Any tips on how to stop crying toddler after nap would be really helpful

  • Your son must learn to sleep independently or you need to start cosleeping with him, too. Precious Little Sleep is a good book/online resource. Good luck.
    – user35316
    Commented Mar 25, 2019 at 23:55
  • 1
    Please tell us how old your son is. Also, have you ever heard of sleep training? What does your wife think of all of this? Commented Mar 26, 2019 at 1:37
  • @anongoodnurse he is 3 years old. Well initially like every mother she wants her baby to be next to her but now he slips into his side of bed, during which the bed is tight and sometimes he get scolded by his mom to go back to his bed. I don't blame him coz he is used to sleeping next to her and still figuring out that baby and parents bed are different. He is very quick at picking things so he has reduced it a lot but as he is growing up the crying after nap is getting more.
    – localhost
    Commented Mar 26, 2019 at 9:52
  • Can you please edit this info into your question? Commented Mar 26, 2019 at 12:36

1 Answer 1


My son is also a 'grumpy napper' and wakes up from nap very unhappy. For him, the key points are to go to him as fast as possible when he wakes up, and respond in a happy, cheerful way even if he's starting to tantrum, and then as soon as possible engage him back into the day. This usually means afternoon snack or going outside to play, but any favorite activity may work.

Once he enters the post-nap grouchy mood, no amount of comforting him seems to help, and he will just cry and cry and escalate into a tantrum, but pushing through and getting on it with it in a reassuring and cheerful way helps him return to a better mood.
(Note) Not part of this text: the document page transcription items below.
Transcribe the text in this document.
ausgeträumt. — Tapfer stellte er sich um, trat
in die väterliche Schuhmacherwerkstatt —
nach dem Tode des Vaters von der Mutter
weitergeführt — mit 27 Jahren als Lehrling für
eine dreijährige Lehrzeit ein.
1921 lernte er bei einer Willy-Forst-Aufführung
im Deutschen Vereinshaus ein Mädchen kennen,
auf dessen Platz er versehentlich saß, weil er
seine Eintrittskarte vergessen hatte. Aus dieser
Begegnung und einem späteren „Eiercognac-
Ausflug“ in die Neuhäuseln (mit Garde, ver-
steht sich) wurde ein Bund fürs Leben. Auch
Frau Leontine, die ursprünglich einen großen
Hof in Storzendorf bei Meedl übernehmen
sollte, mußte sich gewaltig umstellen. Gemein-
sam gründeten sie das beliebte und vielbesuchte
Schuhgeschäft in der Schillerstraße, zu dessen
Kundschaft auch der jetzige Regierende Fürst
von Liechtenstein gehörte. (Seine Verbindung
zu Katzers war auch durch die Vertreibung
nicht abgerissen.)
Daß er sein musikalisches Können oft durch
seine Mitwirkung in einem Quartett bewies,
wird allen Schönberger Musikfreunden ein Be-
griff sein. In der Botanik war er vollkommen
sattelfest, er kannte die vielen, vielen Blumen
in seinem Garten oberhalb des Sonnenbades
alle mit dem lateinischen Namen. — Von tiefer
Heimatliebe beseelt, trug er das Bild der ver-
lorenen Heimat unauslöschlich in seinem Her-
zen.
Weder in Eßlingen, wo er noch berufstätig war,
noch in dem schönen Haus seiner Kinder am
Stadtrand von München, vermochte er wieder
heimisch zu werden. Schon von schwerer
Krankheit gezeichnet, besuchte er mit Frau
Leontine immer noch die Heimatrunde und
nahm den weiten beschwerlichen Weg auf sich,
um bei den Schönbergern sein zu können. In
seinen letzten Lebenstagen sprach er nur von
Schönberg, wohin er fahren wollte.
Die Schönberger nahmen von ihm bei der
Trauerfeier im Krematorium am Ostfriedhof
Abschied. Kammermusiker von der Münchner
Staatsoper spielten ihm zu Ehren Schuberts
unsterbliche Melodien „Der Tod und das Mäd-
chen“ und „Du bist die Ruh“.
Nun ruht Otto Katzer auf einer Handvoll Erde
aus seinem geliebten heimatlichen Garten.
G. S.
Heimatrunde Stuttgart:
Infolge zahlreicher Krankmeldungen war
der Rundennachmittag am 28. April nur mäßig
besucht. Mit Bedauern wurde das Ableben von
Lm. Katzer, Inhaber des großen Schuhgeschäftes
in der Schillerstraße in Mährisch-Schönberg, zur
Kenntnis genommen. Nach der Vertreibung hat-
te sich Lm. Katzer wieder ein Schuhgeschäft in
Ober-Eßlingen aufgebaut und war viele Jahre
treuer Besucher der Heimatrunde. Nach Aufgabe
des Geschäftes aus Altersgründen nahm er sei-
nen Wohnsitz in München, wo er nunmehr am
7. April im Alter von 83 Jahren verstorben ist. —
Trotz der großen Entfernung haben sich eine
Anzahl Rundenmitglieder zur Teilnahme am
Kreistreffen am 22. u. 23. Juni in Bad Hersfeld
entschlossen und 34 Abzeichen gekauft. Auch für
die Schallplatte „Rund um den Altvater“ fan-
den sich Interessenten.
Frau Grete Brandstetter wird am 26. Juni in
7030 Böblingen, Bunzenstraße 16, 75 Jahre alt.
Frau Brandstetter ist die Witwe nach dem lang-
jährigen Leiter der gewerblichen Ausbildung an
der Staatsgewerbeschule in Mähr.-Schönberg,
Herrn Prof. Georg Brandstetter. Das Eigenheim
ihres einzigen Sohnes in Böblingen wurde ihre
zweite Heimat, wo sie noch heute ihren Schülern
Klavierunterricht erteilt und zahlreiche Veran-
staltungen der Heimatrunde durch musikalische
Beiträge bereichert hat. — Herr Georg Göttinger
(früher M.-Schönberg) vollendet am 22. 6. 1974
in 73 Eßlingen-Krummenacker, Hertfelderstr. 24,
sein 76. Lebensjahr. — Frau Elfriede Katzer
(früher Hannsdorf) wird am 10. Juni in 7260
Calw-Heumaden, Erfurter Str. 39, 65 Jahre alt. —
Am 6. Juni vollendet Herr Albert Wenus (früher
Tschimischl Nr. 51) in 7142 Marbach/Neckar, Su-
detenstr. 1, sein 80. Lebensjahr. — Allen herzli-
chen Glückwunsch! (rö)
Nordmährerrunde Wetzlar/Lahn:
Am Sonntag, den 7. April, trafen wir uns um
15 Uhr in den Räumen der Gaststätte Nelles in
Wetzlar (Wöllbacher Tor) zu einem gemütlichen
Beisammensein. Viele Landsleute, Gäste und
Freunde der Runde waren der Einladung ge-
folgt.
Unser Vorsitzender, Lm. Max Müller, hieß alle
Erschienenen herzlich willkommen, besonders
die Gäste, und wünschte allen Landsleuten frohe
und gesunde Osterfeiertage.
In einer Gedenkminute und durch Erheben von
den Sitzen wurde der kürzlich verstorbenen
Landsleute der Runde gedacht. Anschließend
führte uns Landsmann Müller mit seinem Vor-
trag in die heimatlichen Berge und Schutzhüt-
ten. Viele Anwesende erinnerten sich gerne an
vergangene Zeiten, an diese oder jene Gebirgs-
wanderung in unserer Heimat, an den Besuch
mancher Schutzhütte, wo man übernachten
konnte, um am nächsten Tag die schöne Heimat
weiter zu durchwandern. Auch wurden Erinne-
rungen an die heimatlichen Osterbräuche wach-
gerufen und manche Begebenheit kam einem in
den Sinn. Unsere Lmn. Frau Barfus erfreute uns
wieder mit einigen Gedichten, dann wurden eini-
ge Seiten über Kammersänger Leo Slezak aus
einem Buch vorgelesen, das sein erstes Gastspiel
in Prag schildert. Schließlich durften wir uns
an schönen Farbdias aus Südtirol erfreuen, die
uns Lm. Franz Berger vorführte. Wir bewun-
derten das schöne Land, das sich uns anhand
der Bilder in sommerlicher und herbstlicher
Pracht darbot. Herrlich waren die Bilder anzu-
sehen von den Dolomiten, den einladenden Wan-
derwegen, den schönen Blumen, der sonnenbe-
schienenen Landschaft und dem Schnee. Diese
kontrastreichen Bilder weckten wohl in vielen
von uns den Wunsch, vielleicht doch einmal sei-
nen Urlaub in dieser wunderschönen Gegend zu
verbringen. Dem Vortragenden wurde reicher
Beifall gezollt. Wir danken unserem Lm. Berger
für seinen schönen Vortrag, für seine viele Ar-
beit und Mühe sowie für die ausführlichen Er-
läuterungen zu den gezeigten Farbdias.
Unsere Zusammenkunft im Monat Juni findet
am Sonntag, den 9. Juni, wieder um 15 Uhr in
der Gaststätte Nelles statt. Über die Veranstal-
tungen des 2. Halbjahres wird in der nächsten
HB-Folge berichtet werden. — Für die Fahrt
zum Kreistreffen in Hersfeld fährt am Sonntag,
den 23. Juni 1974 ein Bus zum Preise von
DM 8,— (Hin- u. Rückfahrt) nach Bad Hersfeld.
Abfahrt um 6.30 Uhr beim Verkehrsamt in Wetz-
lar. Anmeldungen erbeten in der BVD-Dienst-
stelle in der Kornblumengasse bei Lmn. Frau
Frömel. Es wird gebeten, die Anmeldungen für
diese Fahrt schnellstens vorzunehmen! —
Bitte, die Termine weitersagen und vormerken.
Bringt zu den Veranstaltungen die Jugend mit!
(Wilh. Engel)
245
An alternate thing to try is to time his naps so that he's awake when his mom leaves. Some kid are confused, disoriented and distressed when a parent 'just disappears' while they sleep, and can rationalize and cope with the separation more if they have a chance to hear mom or dad say goodbye and remind them of the time they will be back (it helps to use routine-centric language like "I'll be back after lunchtime" or "I'll be back before you take your bath"-- anything that they understand to happen on a predictable cadence).